In a series of interviews before and after the election, which was flawed by numerous irregularities and boycotted by a majority of the voters, Manigat acknowledged that the low voter turnout means "a political problem, a perception of weakness for the new government."
He also conceded that he faces a major problem in taking command of the government from Lt. Gen. Henri Namphy and other military officers who have been ruling the country since Jean-Claude (Baby Doc) Duvalier fled Haiti in February, 1986, ending the Duvalier family dictatorship.
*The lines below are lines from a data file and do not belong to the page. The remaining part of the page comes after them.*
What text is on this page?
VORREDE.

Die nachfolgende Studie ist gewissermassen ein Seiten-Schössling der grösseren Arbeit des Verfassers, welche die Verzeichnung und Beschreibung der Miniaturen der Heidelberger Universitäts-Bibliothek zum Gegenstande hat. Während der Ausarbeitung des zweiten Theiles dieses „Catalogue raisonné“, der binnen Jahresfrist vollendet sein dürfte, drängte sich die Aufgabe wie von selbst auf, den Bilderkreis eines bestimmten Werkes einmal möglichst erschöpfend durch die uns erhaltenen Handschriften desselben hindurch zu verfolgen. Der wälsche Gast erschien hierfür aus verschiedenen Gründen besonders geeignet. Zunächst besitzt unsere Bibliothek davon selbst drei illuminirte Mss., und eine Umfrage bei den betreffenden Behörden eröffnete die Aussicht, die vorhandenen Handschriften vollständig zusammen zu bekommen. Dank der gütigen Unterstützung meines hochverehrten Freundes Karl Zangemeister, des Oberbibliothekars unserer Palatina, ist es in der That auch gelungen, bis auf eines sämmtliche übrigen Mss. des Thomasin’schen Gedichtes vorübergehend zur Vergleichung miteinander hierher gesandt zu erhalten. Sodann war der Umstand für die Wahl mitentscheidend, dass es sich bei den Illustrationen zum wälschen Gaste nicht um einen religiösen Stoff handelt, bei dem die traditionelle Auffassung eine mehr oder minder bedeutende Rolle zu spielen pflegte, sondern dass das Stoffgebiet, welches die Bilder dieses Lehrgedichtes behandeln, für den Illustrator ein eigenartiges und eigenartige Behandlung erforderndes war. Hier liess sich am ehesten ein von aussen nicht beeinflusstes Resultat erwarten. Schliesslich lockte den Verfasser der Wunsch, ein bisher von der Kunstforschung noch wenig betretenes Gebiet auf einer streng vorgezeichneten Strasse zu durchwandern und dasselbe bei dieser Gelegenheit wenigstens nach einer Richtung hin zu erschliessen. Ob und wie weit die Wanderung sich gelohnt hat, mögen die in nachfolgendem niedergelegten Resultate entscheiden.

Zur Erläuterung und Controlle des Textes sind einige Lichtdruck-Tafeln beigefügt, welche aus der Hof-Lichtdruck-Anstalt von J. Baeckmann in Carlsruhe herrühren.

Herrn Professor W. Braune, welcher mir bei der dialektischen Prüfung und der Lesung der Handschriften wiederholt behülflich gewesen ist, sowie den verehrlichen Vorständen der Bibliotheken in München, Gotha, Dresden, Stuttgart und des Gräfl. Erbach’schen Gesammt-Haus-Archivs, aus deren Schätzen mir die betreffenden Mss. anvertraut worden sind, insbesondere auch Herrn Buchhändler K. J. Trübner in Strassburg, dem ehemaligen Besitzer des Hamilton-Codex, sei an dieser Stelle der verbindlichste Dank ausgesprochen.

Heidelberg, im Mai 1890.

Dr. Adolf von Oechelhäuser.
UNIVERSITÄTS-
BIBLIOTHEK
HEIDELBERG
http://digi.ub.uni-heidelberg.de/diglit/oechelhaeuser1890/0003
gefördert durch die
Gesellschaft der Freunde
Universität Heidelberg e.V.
Few Haitian political leaders, other than Manigat, believe the officers want to surrender power.
Yet Manigat insisted that if he is allowed to govern for three to six months, he will not only establish himself as an independent president but will win popular support by vigorously attacking the country's problems and regaining the support of skeptical foreign governments.
He said that before his scheduled inauguration on Feb. 7, he will invite his political opponents to join his government. Four leading political figures who were considered front-runners in an aborted attempt at a free election last Nov. 29 have branded Manigat's electoral victory as "grotesque," a "fraud" and a "masquerade." The United States and other countries have criticized the voting as neither free nor fair.
"Personally I consider them my friends," Manigat said of the four--Marc Bazin, Gerard Gourgue, Louis Dejoie II and Sylvio Claude--all of whom boycotted the election. Manigat has known Gourgue, Dejoie and Bazin since childhood. He studied with Bazin and Gourgue at the University of Paris in the late 1940s and early 1950s.
"If they lend themselves to compromise, I'm willing to compromise," he said. "It is my intention, my determination."
The top priority, he said, is "to put people to work, to tackle the problem of jobs." An estimated 50% of Haitians are unemployed. The economy, the poorest in the hemisphere, has declined even further since most U.S. economic aid was cut off as a protest against the Namphy government's failure to prevent the violence that derailed the election in November.
Manigat said that in the first few months of his government, his performance in moving toward solutions to Haiti's staggering problems should reassure foreign governments enough to win back their aid programs. Without foreign aid, he conceded, the task will be all but impossible.
As for the army, which opposition leaders believe is using Manigat as a front for continued military domination, the ebullient president-elect said he will take a pragmatic approach.
"How can you hope to govern this country without dealing with the army?" he said before the election. "How can you solve the country's problems without having a dialogue with the army? It is a necessity, a political reality."
After the vote, Manigat exuded assurance that the military would let him rule without interference.
Manigat's second wife, Mirlande Hippolyte, 47, a Paris-educated political scientist, is also in politics. The former student of Manigat has been elected to the Senate. She shared his exile in France and Venezuela and collaborated on some of his five major books. The Manigats have a 16-year-old daughter. He has six daughters from his first marriage.